Thinking of building a new gaming PC? Struggling with whatever random error your desktop is throwing up this week? Under The Hood gives you a quick and concise run-down of the most important things that happened to the PC master race in the last seven days.
Apple has issued a voluntary recall of Australian AC two-prong wall plug adapters for Mac and iOS devices from between 2003 and 2015. The adapters were also included in the Apple World Travel Adapter Kit. Apple has reported there have been 12 incidents globally of the adapters breaking, and creating a risk of electric shock.
An affected two-prong plug adapter has either four or five characters or no characters on the inside slot where it attaches to the main Apple power adapter. Apple advises to stop using these adapters immediately. Visit the website for information on how to identify and exchange affected adapters for the new, redesigned version.
The affected adapters are also used in Argentina, Australia, Brazil, Continental Europe, New Zealand and South Korea. The recall does not affect any other Apple AC wall plug adapters designed for Canada, China, Hong Kong, Japan, United Kingdom, United States or any Apple USB power adapters.
"50% of us live near the coast," Microsoft says. "Why doesn't our data?" Building huge data centres underwater might sound bizarrely Jules Vernesian, but it's exactly what Microsoft's testing. The plan's called Project Natick, and its website states its purpose: "to understand the benefits and difficulties in deploying subsea data centres worldwide."

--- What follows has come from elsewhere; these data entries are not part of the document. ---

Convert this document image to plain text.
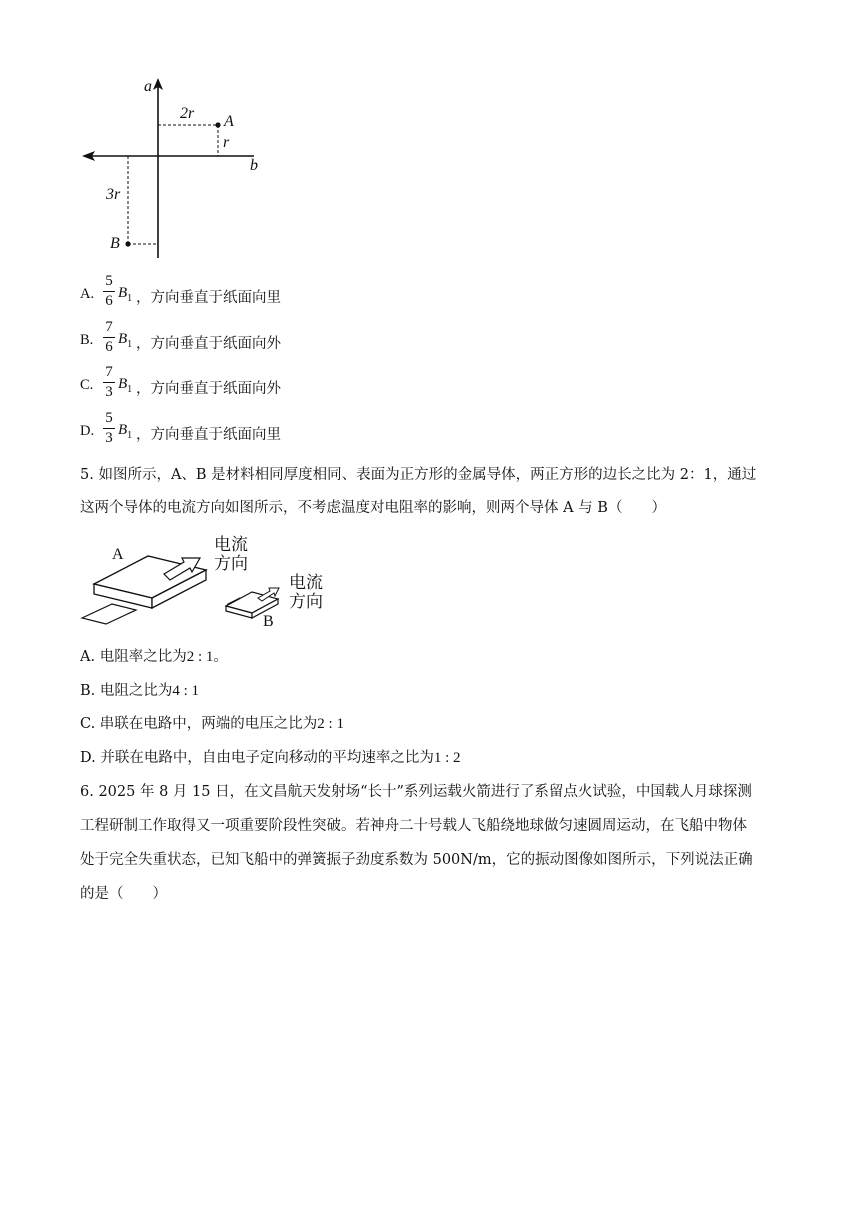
a
b
2r A
r
3r
B
A.
5
6 $B_1$ ，方向垂直于纸面向里
B.
7
6 $B_1$ ，方向垂直于纸面向外
C.
7
3 $B_1$ ，方向垂直于纸面向外
D.
5
3 $B_1$ ，方向垂直于纸面向里
5. 如图所示，A、B 是材料相同厚度相同、表面为正方形的金属导体，两正方形的边长之比为 2：1，通过
这两个导体的电流方向如图所示，不考虑温度对电阻率的影响，则两个导体 A 与 B（　　）
A
B
电流
方向
电流
方向
A. 电阻率之比为2 : 1。
B. 电阻之比为4 : 1
C. 串联在电路中，两端的电压之比为2 : 1
D. 并联在电路中，自由电子定向移动的平均速率之比为1 : 2
6. 2025 年 8 月 15 日，在文昌航天发射场“长十”系列运载火箭进行了系留点火试验，中国载人月球探测
工程研制工作取得又一项重要阶段性突破。若神舟二十号载人飞船绕地球做匀速圆周运动，在飞船中物体
处于完全失重状态，已知飞船中的弹簧振子劲度系数为 500N/m，它的振动图像如图所示，下列说法正确
的是（　　）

Why build data centres underwater? Customer proximity, for one. Since so many large cities are coastal, building cloud computing data centres in the nearby bodies of water (as opposed to in the middle of nowhere, as is usually the case) could improve the performance of services like Netflix for millions of urbanites. Plus, putting servers underwater basically eliminates the possibility that they will crash due to overheating. And finally, Microsoft suggests it can pair the underwater data centres with tide-powered electrical generators or turbines, which could help address increasing energy demands.
The first prototype is called Leona Philpot (after the Halo character who appears on Microsoft's Xboxes) was tested last spring about a kilometre off the California coast, 9m under water. The test enclosed a single data centre computing rack in an 2.5m-wide steel capsule, which was covered in sensors that monitored pressure, humidity and other factors that helped the engineers learn more about possible challenges they will face in the future.
If you've been using Microsoft Edge and hoping that all your private browsing was actually, you know, private, then think again. Turns out that it may be possible to reconstruct the site history of the browser, whatever mode it's in.
Beta News reports that Edge seems to record the browsing history even when a user activates its InPrivate mode. It all apparently gets stored away in the browser's WebCache file, which can be used to fully describe the history of website that the browser's been used to view, whether in normal or private mode.
It seems researcher Brent Muir noticed the issue last year on his Digital Forensic Musings blog, writing "In the case of Microsoft Edge even the private browsing isn't as private as it seems. Previous investigations of the browser have resulted in revealing that websites visited in private mode are also stored in the browser's WebCache file."